Only yesterday, according to a Guardian Unlimited story, ("Sudan plays down teddy blasphemy case")the Sudanese foreign ministry in Great Britain was trying to downplay the whole thing. On Monday night, “a spokesman for the Sudanese embassy in London said he believed the teacher would be cleared and the "minute" issue resolved amicably very quickly”:

Dr Khalid al-Mubarak told BBC Radio 4's PM programme the police had no choice but to follow procedure after a complaint from a parent.

"The police are bound to investigate just as is the case in any country in which there is rule of law. Our relationship with Britain is so good that we wouldn't like such a minute event to be overblown."


He added: "I am pretty certain that this minute incident will be clarified very quickly and this teacher who has been helping us with the teaching of children will be safe and will be cleared."


Asked about the potential punishments of six months in jail or 40 lashes, he said: "I hope people will not give their imagination free rein to think about such things."


Dr al-Mubarak has good reason not to want Britons, or other Westerners, to imagine a 54-year-old schoolteacher getting 40 lashes over nothing--nothing.

I hope people will give free rein and think about this unfortunate woman getting flogged by a Sudanese thug --I hope we all think about it very hard.

Sudanese authorities admit that no parent complained about this, and it wasn't even the teacher, but one of Ms. Gibbons’s students, a seven-year-old boy, who quite innocently gave the teddy bear the name, which happened to be the boy's own. Even some Muslim authorities asked about it were puzzled about why she was being charged, given there obviously was no malicious intent.

No one was harmed. No one, that is, except Allah, who happens to be the touchiest deity of all the world’s religions. And I thought I was hypersensitive.

Sudanese officials are behaving as if their hands are tied, shrugging and explaining how Sudanese law is based on Sharia, which is only another way of saying that punishment must not fit the crime so much as it must placate a splenetic and irrational god. When this is what is meant by "the rule of law," don't expect much in the way of prosecutorial discretion.

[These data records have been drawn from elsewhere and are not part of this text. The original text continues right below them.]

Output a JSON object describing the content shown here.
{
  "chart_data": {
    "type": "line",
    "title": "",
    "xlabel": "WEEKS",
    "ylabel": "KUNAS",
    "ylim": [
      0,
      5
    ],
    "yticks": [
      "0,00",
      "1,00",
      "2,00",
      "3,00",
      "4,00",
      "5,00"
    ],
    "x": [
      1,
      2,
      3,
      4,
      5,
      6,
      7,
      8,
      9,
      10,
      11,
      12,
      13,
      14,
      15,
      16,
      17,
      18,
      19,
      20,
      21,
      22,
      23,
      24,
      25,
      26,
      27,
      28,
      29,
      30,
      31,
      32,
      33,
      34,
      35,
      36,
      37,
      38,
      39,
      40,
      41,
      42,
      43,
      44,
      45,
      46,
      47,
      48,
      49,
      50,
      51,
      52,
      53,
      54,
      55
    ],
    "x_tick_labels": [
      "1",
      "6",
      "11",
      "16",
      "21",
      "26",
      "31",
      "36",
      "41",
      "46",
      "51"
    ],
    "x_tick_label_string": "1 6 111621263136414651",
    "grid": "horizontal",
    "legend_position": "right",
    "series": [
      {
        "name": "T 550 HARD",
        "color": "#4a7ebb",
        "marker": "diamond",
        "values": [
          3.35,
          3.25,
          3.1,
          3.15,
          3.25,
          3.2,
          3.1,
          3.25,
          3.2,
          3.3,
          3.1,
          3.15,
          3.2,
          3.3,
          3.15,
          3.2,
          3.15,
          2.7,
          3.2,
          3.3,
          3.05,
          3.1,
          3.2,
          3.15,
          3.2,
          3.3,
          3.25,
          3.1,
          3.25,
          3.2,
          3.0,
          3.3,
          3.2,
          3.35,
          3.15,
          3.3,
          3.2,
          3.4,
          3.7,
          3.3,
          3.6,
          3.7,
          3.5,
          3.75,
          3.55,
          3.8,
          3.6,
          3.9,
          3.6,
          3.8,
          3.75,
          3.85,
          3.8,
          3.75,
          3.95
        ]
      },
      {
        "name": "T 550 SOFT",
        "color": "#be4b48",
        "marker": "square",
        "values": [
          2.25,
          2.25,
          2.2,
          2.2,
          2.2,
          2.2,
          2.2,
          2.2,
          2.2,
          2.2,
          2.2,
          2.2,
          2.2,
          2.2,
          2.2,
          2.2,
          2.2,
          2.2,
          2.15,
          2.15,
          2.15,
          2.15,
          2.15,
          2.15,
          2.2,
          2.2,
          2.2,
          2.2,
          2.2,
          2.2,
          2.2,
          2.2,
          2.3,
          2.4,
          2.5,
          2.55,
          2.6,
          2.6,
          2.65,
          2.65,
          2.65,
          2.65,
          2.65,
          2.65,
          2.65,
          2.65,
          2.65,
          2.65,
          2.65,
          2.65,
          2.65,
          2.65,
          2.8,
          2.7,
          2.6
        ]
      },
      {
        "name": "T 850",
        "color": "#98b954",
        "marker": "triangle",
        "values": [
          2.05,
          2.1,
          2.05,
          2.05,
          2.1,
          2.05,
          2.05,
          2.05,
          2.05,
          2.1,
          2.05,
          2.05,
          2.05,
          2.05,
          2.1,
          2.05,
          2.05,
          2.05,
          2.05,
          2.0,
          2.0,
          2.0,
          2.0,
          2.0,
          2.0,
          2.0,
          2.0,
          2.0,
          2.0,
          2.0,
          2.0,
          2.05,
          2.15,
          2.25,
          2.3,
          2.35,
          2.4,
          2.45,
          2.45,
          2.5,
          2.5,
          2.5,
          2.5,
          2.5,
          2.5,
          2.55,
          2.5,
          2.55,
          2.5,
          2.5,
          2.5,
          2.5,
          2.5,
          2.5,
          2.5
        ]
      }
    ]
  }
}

Dr al-Mubarak did say yesterday that police have to follow the rule of law and investigate, but that he thought the teacher was going to be cleared because the incident was “minute.” But I'll bet he already knew better, which is why he wanted to warn us in advance not to think about the awful image of a middle-aged schoolteacher being flogged by an Islamic thug. There's nothing we can do! When Allah’s feelings get hurt, somebody’s blood has to flow.

And so there's no surprise as today we learn that not only is Ms. Gibbons not being cleared of the "minute incident," but prosecutors managed to come up with at least three charges leading to harsh penalties: inciting hatred, insulting religion and showing contempt of religious beliefs.

Let's hope the British government can put together a stern enough package of behind-the-scene diplomatic threats to convince the Sudanese to let this poor woman go.

But if not, I have to wonder, if and when this punishment is actually carried out, how likely it will be to have the effect of causing large numbers of nonMuslims looking on in horror to hate Islam, insult Islam, and feel contempt for Islam?